|Name||Folkestone, St Peter’s Church of England Primary School|
|Ofsted Inspection Rating||Good|
|Inspection Date||18 November 2015|
|Address||The Durlocks, Folkestone, Kent, CT19 6AL|
|Religious Character||Church of England|
|Number of Pupils||107 (47% boys 53% girls)|
|Number of Pupils per Teacher||15.1|
|Percentage Free School Meals||42.1%|
|Percentage English is Not First Language||7.5%|
|Pupils with SEN Support||28%|
|Catchment Area Information Available||Yes, our catchment area data is FREE|
|Last Distance Offered Information Available||No|
Information about this school
The school is smaller than the average-sized primary school. The proportion of pupils supported by the pupil premium is above that found in most schools. The pupil premium is additional government funding to support those pupils known to be eligible for free school meals and children who are looked after by the local authority. Most pupils are White British. The proportion of pupils who speak English as an additional language is below average. The proportion of pupils with disabilities and those who have special educational needs is above average. The school meets the government’s current floor standards, which set the minimum expectations for pupils’ attainment and progress by the end of Year 6. The school provides full-time early years provision in a Reception Year class. There is a breakfast club on site, which is managed by the school and was included in this inspection.

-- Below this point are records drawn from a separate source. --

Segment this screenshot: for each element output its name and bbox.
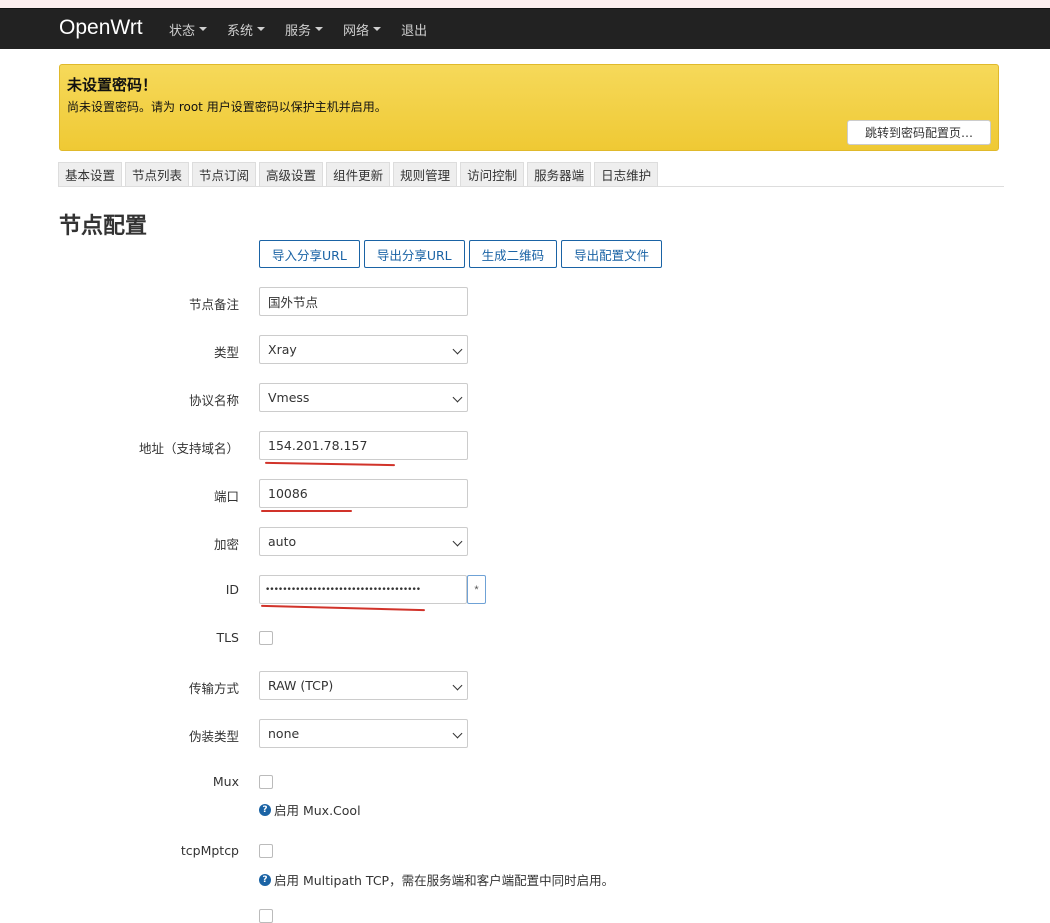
tcp-mptcp-help: ? 启用 Multipath TCP，需在服务端和客户端配置中同时启用。 (259, 870, 614, 889)
mux-checkbox[interactable] (259, 775, 273, 789)
encryption-label: 加密 (213, 537, 239, 552)
red-annotation-underline (261, 510, 352, 512)
remark-label: 节点备注 (188, 297, 239, 312)
question-icon: ? (259, 803, 271, 816)
encryption-select[interactable]: auto (259, 527, 468, 556)
browser-top-strip (0, 0, 1050, 8)
protocol-select[interactable]: Vmess (259, 383, 468, 412)
tab-divider (58, 186, 1004, 187)
id-password-input[interactable]: •••••••••••••••••••••••••••••••••••• (259, 575, 467, 604)
caret-down-icon (315, 27, 324, 31)
chevron-down-icon (452, 392, 463, 403)
transport-value: RAW (TCP) (268, 678, 334, 693)
menu-logout[interactable]: 退出 (401, 20, 427, 39)
menu-status-label: 状态 (169, 23, 196, 39)
import-share-url-button[interactable]: 导入分享URL (259, 240, 360, 268)
mux-help-text: 启用 Mux.Cool (274, 803, 361, 818)
protocol-label: 协议名称 (188, 393, 239, 408)
transport-label: 传输方式 (188, 681, 239, 696)
tab-server[interactable]: 服务器端 (527, 162, 592, 186)
tab-advanced-settings[interactable]: 高级设置 (259, 162, 324, 186)
menu-network[interactable]: 网络 (343, 20, 382, 39)
page-title: 节点配置 (59, 214, 148, 239)
brand-logo[interactable]: OpenWrt (59, 15, 143, 41)
menu-system-label: 系统 (227, 23, 254, 39)
address-label: 地址（支持域名） (138, 441, 239, 456)
menu-services[interactable]: 服务 (285, 20, 324, 39)
type-label: 类型 (213, 345, 239, 360)
encryption-value: auto (268, 534, 297, 549)
tab-log-maintenance[interactable]: 日志维护 (594, 162, 659, 186)
mux-label: Mux (212, 774, 239, 789)
export-config-file-button[interactable]: 导出配置文件 (561, 240, 663, 268)
go-to-password-button[interactable]: 跳转到密码配置页… (847, 120, 991, 145)
address-value: 154.201.78.157 (268, 438, 368, 453)
port-value: 10086 (268, 486, 308, 501)
id-value: •••••••••••••••••••••••••••••••••••• (265, 584, 421, 595)
export-share-url-button[interactable]: 导出分享URL (363, 240, 465, 268)
menu-services-label: 服务 (285, 23, 312, 39)
protocol-value: Vmess (268, 390, 310, 405)
header-type-label: 伪装类型 (188, 729, 239, 744)
tab-component-update[interactable]: 组件更新 (326, 162, 391, 186)
port-input[interactable]: 10086 (259, 479, 468, 508)
caret-down-icon (199, 27, 208, 31)
remark-value: 国外节点 (268, 295, 319, 310)
chevron-down-icon (452, 728, 463, 739)
caret-down-icon (373, 27, 382, 31)
chevron-down-icon (452, 344, 463, 355)
menu-status[interactable]: 状态 (169, 20, 208, 39)
mux-help: ? 启用 Mux.Cool (259, 800, 361, 819)
header-type-value: none (268, 726, 300, 741)
top-navbar: OpenWrt 状态 系统 服务 网络 退出 (0, 8, 1050, 49)
main-menu: 状态 系统 服务 网络 退出 (169, 9, 447, 49)
section-tabs: 基本设置 节点列表 节点订阅 高级设置 组件更新 规则管理 访问控制 服务器端 … (58, 162, 661, 186)
caret-down-icon (257, 27, 266, 31)
transport-select[interactable]: RAW (TCP) (259, 671, 468, 700)
tcp-mptcp-label: tcpMptcp (180, 843, 239, 858)
port-label: 端口 (213, 489, 239, 504)
next-option-checkbox[interactable] (259, 909, 273, 923)
alert-title: 未设置密码！ (67, 76, 158, 94)
address-input[interactable]: 154.201.78.157 (259, 431, 468, 460)
menu-network-label: 网络 (343, 23, 370, 39)
menu-system[interactable]: 系统 (227, 20, 266, 39)
red-annotation-underline (261, 604, 425, 612)
tab-rule-management[interactable]: 规则管理 (393, 162, 458, 186)
tls-checkbox[interactable] (259, 631, 273, 645)
tab-node-subscribe[interactable]: 节点订阅 (192, 162, 257, 186)
alert-text: 尚未设置密码。请为 root 用户设置密码以保护主机并启用。 (67, 100, 387, 114)
tcp-mptcp-checkbox[interactable] (259, 844, 273, 858)
password-warning-alert: 未设置密码！ 尚未设置密码。请为 root 用户设置密码以保护主机并启用。 跳转… (59, 64, 999, 151)
type-select[interactable]: Xray (259, 335, 468, 364)
tab-access-control[interactable]: 访问控制 (460, 162, 525, 186)
reveal-password-button[interactable]: * (467, 575, 486, 604)
type-value: Xray (268, 342, 297, 357)
chevron-down-icon (452, 680, 463, 691)
share-button-bar: 导入分享URL 导出分享URL 生成二维码 导出配置文件 (259, 240, 666, 268)
tab-node-list[interactable]: 节点列表 (125, 162, 190, 186)
tls-label: TLS (216, 630, 239, 645)
remark-input[interactable]: 国外节点 (259, 287, 468, 316)
tab-basic-settings[interactable]: 基本设置 (58, 162, 123, 186)
generate-qrcode-button[interactable]: 生成二维码 (468, 240, 558, 268)
red-annotation-underline (264, 461, 396, 467)
id-label: ID (225, 582, 239, 597)
chevron-down-icon (452, 536, 463, 547)
question-icon: ? (259, 873, 271, 886)
header-type-select[interactable]: none (259, 719, 468, 748)
tcp-mptcp-help-text: 启用 Multipath TCP，需在服务端和客户端配置中同时启用。 (274, 873, 615, 888)
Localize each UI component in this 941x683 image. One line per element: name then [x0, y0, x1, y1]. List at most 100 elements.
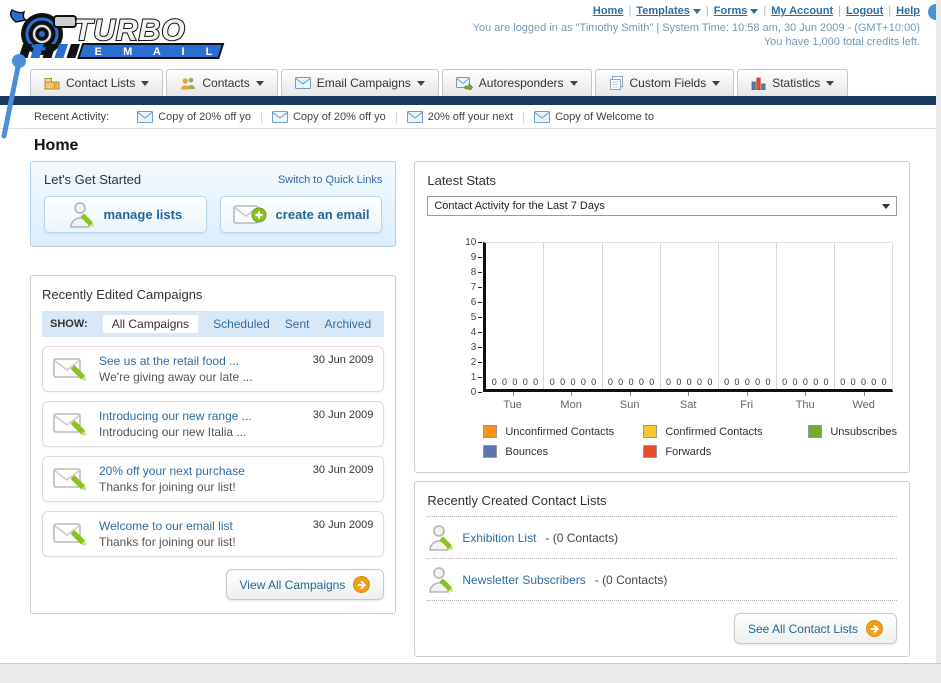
- campaign-title-link[interactable]: Welcome to our email list: [99, 519, 236, 533]
- campaign-title-link[interactable]: Introducing our new range ...: [99, 409, 252, 423]
- arrow-circle-icon: [353, 576, 371, 593]
- y-axis-tick: [478, 272, 483, 273]
- y-axis-tick: [478, 302, 483, 303]
- bar-value-label: 0: [840, 377, 846, 387]
- chevron-down-icon: [569, 80, 578, 86]
- x-axis-label: Sat: [659, 392, 718, 411]
- filter-scheduled[interactable]: Scheduled: [213, 317, 270, 331]
- contact-list-link[interactable]: Newsletter Subscribers: [462, 573, 585, 587]
- manage-lists-button[interactable]: manage lists: [44, 196, 207, 233]
- y-axis-label: 0: [470, 387, 477, 398]
- contact-lists-title: Recently Created Contact Lists: [427, 493, 607, 508]
- recent-activity-item[interactable]: Copy of 20% off yo: [127, 110, 261, 123]
- envelope-icon: [294, 77, 311, 89]
- legend-item: Unconfirmed Contacts: [483, 425, 643, 438]
- top-link-logout[interactable]: Logout: [846, 5, 883, 17]
- tab-custom-fields[interactable]: Custom Fields: [594, 69, 735, 96]
- contact-list-detail: - (0 Contacts): [594, 573, 668, 587]
- filter-all-campaigns[interactable]: All Campaigns: [102, 315, 199, 333]
- bar-value-label: 0: [802, 377, 808, 387]
- bar-value-label: 0: [765, 377, 771, 387]
- legend-swatch: [483, 425, 498, 438]
- filter-archived[interactable]: Archived: [324, 317, 371, 331]
- recent-activity-item[interactable]: 20% off your next: [395, 110, 523, 123]
- recent-activity-item-label: 20% off your next: [427, 110, 514, 123]
- show-label: SHOW:: [50, 318, 88, 330]
- stats-report-dropdown[interactable]: Contact Activity for the Last 7 Days: [427, 196, 897, 216]
- blue-pin-decoration: [1, 54, 26, 139]
- bar-value-label: 0: [707, 377, 713, 387]
- tab-label: Contacts: [202, 76, 250, 90]
- bar-value-label: 0: [744, 377, 750, 387]
- tab-autoresponders[interactable]: Autoresponders: [441, 69, 592, 96]
- campaign-card: Welcome to our email list Thanks for join…: [42, 511, 385, 557]
- y-axis-tick: [478, 287, 483, 288]
- envelope-pencil-icon: [53, 520, 89, 548]
- bar-value-label: 0: [533, 377, 539, 387]
- y-axis-label: 8: [470, 267, 477, 278]
- recent-activity-item-label: Copy of 20% off yo: [158, 110, 251, 123]
- header: E M A I L TURBO Home | Templates | Forms | My …: [0, 0, 936, 68]
- top-link-separator: |: [838, 5, 842, 17]
- top-link-home[interactable]: Home: [593, 5, 624, 17]
- envelope-icon: [406, 110, 423, 123]
- svg-text:TURBO: TURBO: [74, 14, 186, 47]
- contact-list-link[interactable]: Exhibition List: [462, 531, 536, 545]
- chevron-down-icon: [692, 8, 701, 14]
- tab-contacts[interactable]: Contacts: [166, 69, 278, 96]
- recent-activity-item[interactable]: Copy of Welcome to: [523, 110, 664, 123]
- tab-statistics[interactable]: Statistics: [737, 69, 849, 96]
- top-link-separator: |: [888, 5, 892, 17]
- see-all-contact-lists-button[interactable]: See All Contact Lists: [733, 613, 897, 644]
- campaign-title-link[interactable]: 20% off your next purchase: [99, 464, 245, 478]
- person-pencil-icon: [68, 201, 95, 229]
- footer-strip: [0, 663, 941, 683]
- switch-quick-links-link[interactable]: Switch to Quick Links: [278, 174, 383, 186]
- x-axis-label: Thu: [776, 392, 835, 411]
- recent-activity-item-label: Copy of 20% off yo: [292, 110, 386, 123]
- y-axis-tick: [478, 332, 483, 333]
- chart-day-group: 00000: [719, 243, 777, 389]
- top-link-templates[interactable]: Templates: [636, 5, 690, 17]
- y-axis-label: 4: [470, 327, 477, 338]
- create-an-email-button[interactable]: create an email: [219, 196, 383, 233]
- top-link-my-account[interactable]: My Account: [771, 5, 833, 17]
- tab-label: Email Campaigns: [316, 76, 411, 90]
- legend-item: Confirmed Contacts: [643, 425, 808, 438]
- recent-activity-label: Recent Activity:: [34, 110, 110, 123]
- filter-sent[interactable]: Sent: [285, 317, 310, 331]
- legend-swatch: [643, 425, 658, 438]
- pages-icon: [609, 76, 624, 90]
- legend-swatch: [483, 445, 498, 458]
- arrow-circle-icon: [866, 620, 883, 637]
- campaign-subtitle: Thanks for joining our list!: [99, 535, 236, 549]
- x-axis-label: Tue: [483, 392, 542, 411]
- campaign-card: See us at the retail food ... We're givin…: [42, 346, 385, 392]
- bar-value-label: 0: [686, 377, 692, 387]
- y-axis-label: 5: [470, 312, 477, 323]
- campaign-card: 20% off your next purchase Thanks for joi…: [42, 456, 385, 502]
- campaign-filter-bar: SHOW: All Campaigns Scheduled Sent Archived: [42, 311, 385, 337]
- y-axis-label: 7: [470, 282, 477, 293]
- envelope-pencil-icon: [53, 355, 89, 383]
- campaign-card: Introducing our new range ... Introducing…: [42, 401, 385, 447]
- y-axis-tick: [478, 317, 483, 318]
- y-axis-label: 1: [470, 372, 477, 383]
- tab-contact-lists[interactable]: Contact Lists: [30, 69, 164, 96]
- tab-label: Statistics: [772, 76, 821, 90]
- tab-email-campaigns[interactable]: Email Campaigns: [280, 69, 439, 96]
- main-nav-tabs: Contact Lists Contacts Email Campaigns Auto…: [0, 68, 936, 96]
- x-axis-tick: [805, 392, 807, 396]
- login-info: You are logged in as "Timothy Smith" | S…: [472, 22, 920, 34]
- envelope-icon: [271, 110, 288, 123]
- top-link-forms[interactable]: Forms: [714, 5, 748, 17]
- latest-stats-title: Latest Stats: [427, 173, 497, 188]
- envelope-pencil-icon: [53, 465, 89, 493]
- recent-activity-item[interactable]: Copy of 20% off yo: [260, 110, 396, 123]
- chart-day-group: 00000: [486, 243, 545, 389]
- view-all-campaigns-button[interactable]: View All Campaigns: [225, 569, 385, 600]
- bar-value-label: 0: [607, 377, 613, 387]
- y-axis-tick: [478, 347, 483, 348]
- top-link-help[interactable]: Help: [896, 5, 920, 17]
- campaign-title-link[interactable]: See us at the retail food ...: [99, 354, 252, 368]
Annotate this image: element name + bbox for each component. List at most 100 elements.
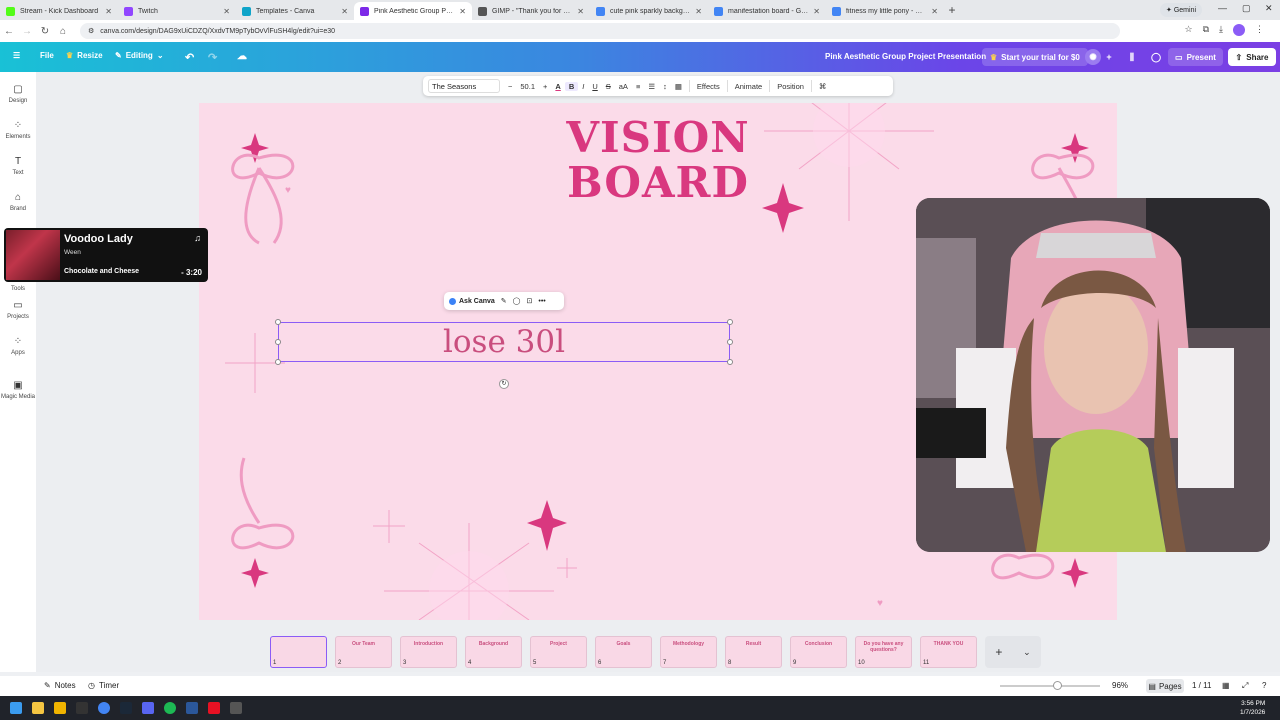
chevron-down-icon[interactable]: ⌄ [1023, 647, 1031, 658]
fullscreen-icon[interactable]: ⤢ [1242, 681, 1248, 691]
lock-icon[interactable]: ⊡ [527, 297, 533, 305]
close-window-icon[interactable]: ✕ [1265, 3, 1273, 14]
resize-handle[interactable] [275, 359, 281, 365]
selected-textbox[interactable]: lose 30l [275, 319, 733, 365]
page-thumbnail[interactable]: Goals 6 [595, 636, 652, 668]
url-bar[interactable]: ⚙ canva.com/design/DAG9xUiCDZQ/XxdvTM9pT… [80, 23, 1120, 39]
chrome-icon[interactable] [98, 702, 110, 714]
align-center-icon[interactable]: ≡ [632, 82, 644, 91]
browser-tab[interactable]: Stream - Kick Dashboard ✕ [0, 2, 118, 20]
decrease-font-size-button[interactable]: − [504, 82, 516, 91]
rail-item-projects[interactable]: ▭ Projects [0, 300, 36, 320]
letter-case-icon[interactable]: aA [615, 82, 632, 91]
new-tab-icon[interactable]: + [944, 3, 960, 17]
close-tab-icon[interactable]: ✕ [577, 7, 584, 16]
font-family-select[interactable]: The Seasons [428, 79, 500, 93]
present-button[interactable]: ▭ Present [1168, 48, 1223, 66]
close-tab-icon[interactable]: ✕ [695, 7, 702, 16]
slide-title-line1[interactable]: VISION [199, 113, 1117, 162]
close-tab-icon[interactable]: ✕ [341, 7, 348, 16]
browser-tab[interactable]: cute pink sparkly background... ✕ [590, 2, 708, 20]
start-icon[interactable] [10, 702, 22, 714]
rail-item-elements[interactable]: ⁘ Elements [0, 120, 36, 140]
editing-dropdown[interactable]: ✎ Editing ⌄ [115, 51, 164, 60]
notes-button[interactable]: ✎ Notes [44, 681, 76, 690]
reload-icon[interactable]: ↻ [36, 26, 54, 37]
browser-tab[interactable]: Pink Aesthetic Group Project P... ✕ [354, 2, 472, 20]
cloud-save-icon[interactable]: ☁ [237, 51, 247, 62]
resize-handle[interactable] [727, 339, 733, 345]
close-tab-icon[interactable]: ✕ [931, 7, 938, 16]
add-page-button[interactable]: + ⌄ [985, 636, 1041, 668]
browser-tab[interactable]: Twitch ✕ [118, 2, 236, 20]
underline-icon[interactable]: U [588, 82, 601, 91]
font-size-input[interactable]: 50.1 [516, 82, 539, 91]
back-icon[interactable]: ← [0, 26, 18, 37]
page-thumbnail[interactable]: Introduction 3 [400, 636, 457, 668]
gimp-icon[interactable] [230, 702, 242, 714]
site-info-icon[interactable]: ⚙ [88, 27, 94, 35]
obs-icon[interactable] [76, 702, 88, 714]
zoom-slider-handle[interactable] [1053, 681, 1062, 690]
canva-ai-icon[interactable]: ✺ [1085, 49, 1101, 65]
insights-icon[interactable]: ⫼ [1124, 49, 1140, 65]
list-icon[interactable]: ☰ [644, 82, 659, 91]
add-collaborator-icon[interactable]: + [1101, 49, 1117, 65]
resize-handle[interactable] [275, 339, 281, 345]
app-icon[interactable] [208, 702, 220, 714]
rail-item-brand[interactable]: ⌂ Brand [0, 192, 36, 212]
discord-icon[interactable] [142, 702, 154, 714]
comment-icon[interactable]: ◯ [1148, 49, 1164, 65]
profile-avatar[interactable] [1233, 24, 1245, 36]
browser-tab[interactable]: GIMP - "Thank you for your..." ✕ [472, 2, 590, 20]
textbox-text[interactable]: lose 30l [279, 323, 729, 361]
spacing-icon[interactable]: ↕ [659, 82, 671, 91]
steam-icon[interactable] [120, 702, 132, 714]
minimize-icon[interactable]: — [1218, 3, 1227, 13]
text-color-icon[interactable]: A [551, 82, 564, 91]
undo-icon[interactable]: ↶ [185, 51, 194, 64]
file-menu[interactable]: File [40, 51, 54, 60]
zoom-level[interactable]: 96% [1112, 681, 1128, 690]
browser-tab[interactable]: fitness my little pony - Google... ✕ [826, 2, 944, 20]
download-icon[interactable]: ⤓ [1219, 24, 1223, 36]
page-thumbnail[interactable]: Result 8 [725, 636, 782, 668]
transparency-icon[interactable]: ▦ [671, 82, 686, 91]
magic-write-icon[interactable]: ✎ [501, 297, 507, 305]
redo-icon[interactable]: ↷ [208, 51, 217, 64]
strikethrough-icon[interactable]: S [602, 82, 615, 91]
home-icon[interactable]: ⌂ [54, 26, 72, 37]
close-tab-icon[interactable]: ✕ [105, 7, 112, 16]
grid-view-icon[interactable]: ▦ [1222, 681, 1230, 690]
position-button[interactable]: Position [773, 82, 808, 91]
bold-icon[interactable]: B [564, 81, 579, 91]
rail-item-text[interactable]: T Text [0, 156, 36, 176]
page-thumbnail[interactable]: 1 [270, 636, 327, 668]
browser-tab[interactable]: Templates - Canva ✕ [236, 2, 354, 20]
rail-item-magic-media[interactable]: ▣ Magic Media [0, 380, 36, 400]
comment-icon[interactable]: ◯ [513, 297, 521, 305]
rail-item-apps[interactable]: ⁘ Apps [0, 336, 36, 356]
animate-button[interactable]: Animate [731, 82, 767, 91]
timer-button[interactable]: ◷ Timer [88, 681, 119, 690]
page-thumbnail[interactable]: Methodology 7 [660, 636, 717, 668]
document-title[interactable]: Pink Aesthetic Group Project Presentatio… [825, 52, 986, 61]
page-thumbnail[interactable]: Conclusion 9 [790, 636, 847, 668]
close-tab-icon[interactable]: ✕ [813, 7, 820, 16]
share-button[interactable]: ⇧ Share [1228, 48, 1276, 66]
page-thumbnail[interactable]: Our Team 2 [335, 636, 392, 668]
rail-item-design[interactable]: ▢ Design [0, 84, 36, 104]
ask-canva-button[interactable]: Ask Canva [449, 297, 495, 305]
menu-icon[interactable]: ☰ [13, 51, 20, 60]
resize-handle[interactable] [275, 319, 281, 325]
page-thumbnail[interactable]: Project 5 [530, 636, 587, 668]
pages-button[interactable]: ▤ Pages [1146, 679, 1184, 693]
help-icon[interactable]: ? [1262, 681, 1266, 690]
maximize-icon[interactable]: ▢ [1242, 3, 1251, 14]
app-icon[interactable] [32, 702, 44, 714]
more-options-icon[interactable]: ••• [538, 298, 545, 305]
effects-button[interactable]: Effects [693, 82, 724, 91]
forward-icon[interactable]: → [18, 26, 36, 37]
zoom-slider[interactable] [1000, 685, 1100, 687]
file-explorer-icon[interactable] [54, 702, 66, 714]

Summary of key findings for parents and pupils
This is a good school St Peter’s is a welcoming, friendly and hardworking place for pupils to learn and play in. The headteacher provides strong leadership. She is well supported by other leaders, governors and all members of staff. Teaching, including the use of assessment, has improved substantially since the previous inspection and is consistently good. As a result, pupils’ progress has quickened across the school. Pupils make good progress in reading, writing and mathematics. Pupils achieve levels of attainment which are in line with national averages at the end of Year 6. They are well prepared with the academic and personal skills needed for the next stage of their education. The teaching of phonics (the sounds letters make) is particularly effective, giving pupils a secure grounding in the basic skills needed to read and write confidently. Pupil premium funding is used effectively to ensure disadvantaged pupils achieve well. Children make good progress during early years because teaching is effective. Positive relationships ensure children feel settled and secure. The role governors play in the school’s development has improved dramatically. They provide good levels of support and challenge for leaders. Leaders use primary sports funding well to inspire pupils to participate in activities and to develop their fitness. Pupils are polite and well behaved. Robust safeguarding arrangements ensure they are safe. It is not yet an outstanding school because : Recent revisions to the curriculum are not yet fully established. Disadvantaged pupils’ attendance is slightly lower than that of other pupils in the school. Pupils do not always present their work neatly and the quality of their handwriting is variable.